Chaze is the founder of Break Into Tech, a company that helps people launch a career in data analytics “from scratch.” In her LinkedIn bio, Chaze states that the average salary increase for someone who participates in her program is $32,000.
In an interview with CNBC Make It, Chaze said that she was able to save up enough money from her corporate job at AT&T while making $158,000 to quit in the middle of last year and dedicate her time to her building her company. In its first year, Break Into Tech brought in over $200,000, Chaze shared.
“I believe in salary transparency, and I wanted to show others what’s possible,” Chaze told CNBC Make It about why she posted her salary information online. “I’ve gotten huge salary increases by teaching myself new skills online and job hopping.”
@charlottechaze Salary transparency on my LinkedIn for every job I've had* *that's worthy enough to be on LinkedIn. I don't have my time at Domino's Pizza, Smoothie King, Cheeburger Cheeburger, Coldstone Creamery, or Chesapeake Bay Candles on there! I actually *don't* recommend doing this yourself. Showing a potential future employer what you currently make could cause them to lowball you! I'm just doing it because I can and it's helpful for others. Use it to your advantage! #salarytransparency #salary #mysalary #pay #work #job #career #greenscreenvideo #paychecks #receipts ♬ original sound – Charlotte • Break Into Tech®
Her video has more than 750,000 views and over 600 comments as of Thursday morning.

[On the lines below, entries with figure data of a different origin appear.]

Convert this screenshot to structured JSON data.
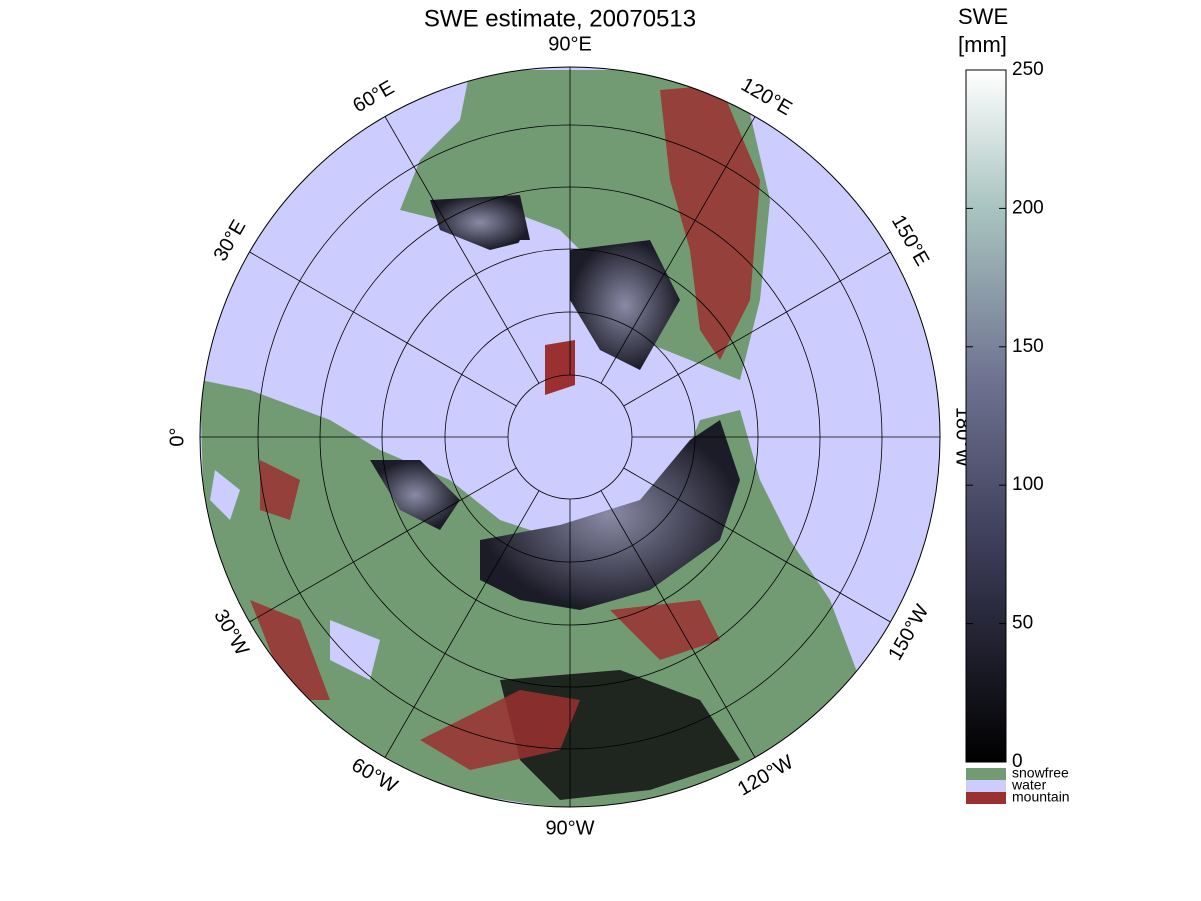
{
  "title": "SWE estimate, 20070513",
  "longitude_labels": [
    "0°",
    "30°E",
    "60°E",
    "90°E",
    "120°E",
    "150°E",
    "180°W",
    "150°W",
    "120°W",
    "90°W",
    "60°W",
    "30°W"
  ],
  "colorbar": {
    "label": [
      "SWE",
      "[mm]"
    ],
    "ylim": [
      0,
      250
    ],
    "yticks": [
      0,
      50,
      100,
      150,
      200,
      250
    ]
  },
  "legend": [
    {
      "name": "snowfree",
      "color": "#739b73"
    },
    {
      "name": "water",
      "color": "#ccccff"
    },
    {
      "name": "mountain",
      "color": "#9b3030"
    }
  ]
}
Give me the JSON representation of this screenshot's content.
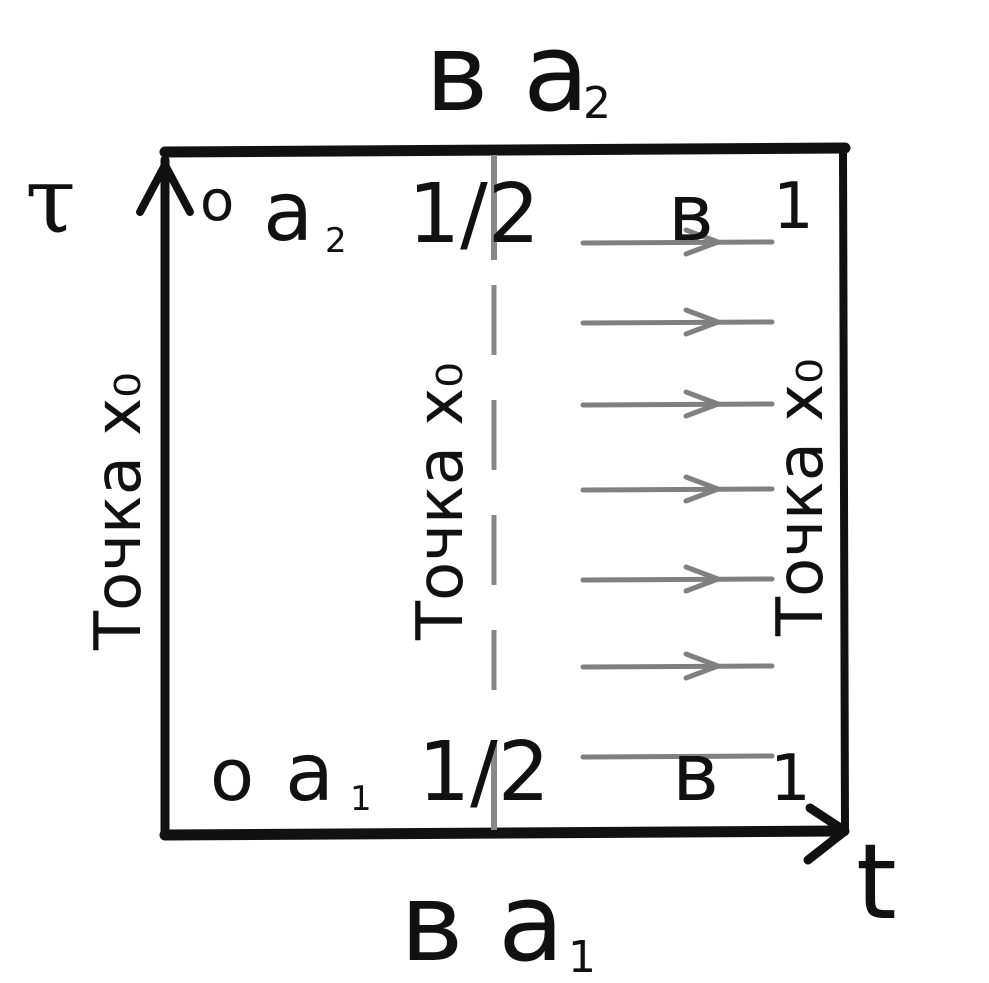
{
  "diagram": {
    "top_label": {
      "main": "в а",
      "sub": "2"
    },
    "bottom_label": {
      "main": "в а",
      "sub": "1"
    },
    "axis_vertical": "τ",
    "axis_horizontal": "t",
    "top_row": {
      "zero": "о",
      "a": "а",
      "a_sub": "2",
      "half": "1/2",
      "b": "в",
      "one": "1"
    },
    "bottom_row": {
      "zero": "о",
      "a": "а",
      "a_sub": "1",
      "half": "1/2",
      "b": "в",
      "one": "1"
    },
    "left_vertical_text": "Точка x₀",
    "middle_vertical_text": "Точка x₀",
    "right_vertical_text": "Точка x₀",
    "arrow_count": 6,
    "colors": {
      "ink": "#111111",
      "gray_line": "#888888",
      "arrow": "#808080"
    }
  }
}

“I actually *don’t* recommend doing this yourself. Showing a potential future employer what you currently make could cause them to lowball you! I’m just doing it because I can, and it’s helpful for others. Use it to your advantage!” Chaze wrote in the video caption.
In the CNBC interview, the business owner added that she thinks it should be on companies to be transparent about salaries.
As of April, eight states have salary transparency laws in place. These states are California, Colorado, Connecticut, Maryland, Nevada, New York, Rhode Island, and Washington.
“I’m in a unique position to be able to share my past salaries because I’m no longer a W-2 employee,” she told CNBC.
Commenters had mixed reactions to Chaze’s post.
“Making a jump from 28k to 70k is impressive and this is the hope and inspiration I needed to see today,” the top comment read.
“I just wish job listings would at least list a salary range. too many have absolutely no info,” another person said.
“I would be FIRED,” a further user said, predicting what would happen if they publicly listed their salary.
“This is great because recruiters can see how much you’re making and not bother you with a company that can’t match or beat your current salary,” another argued.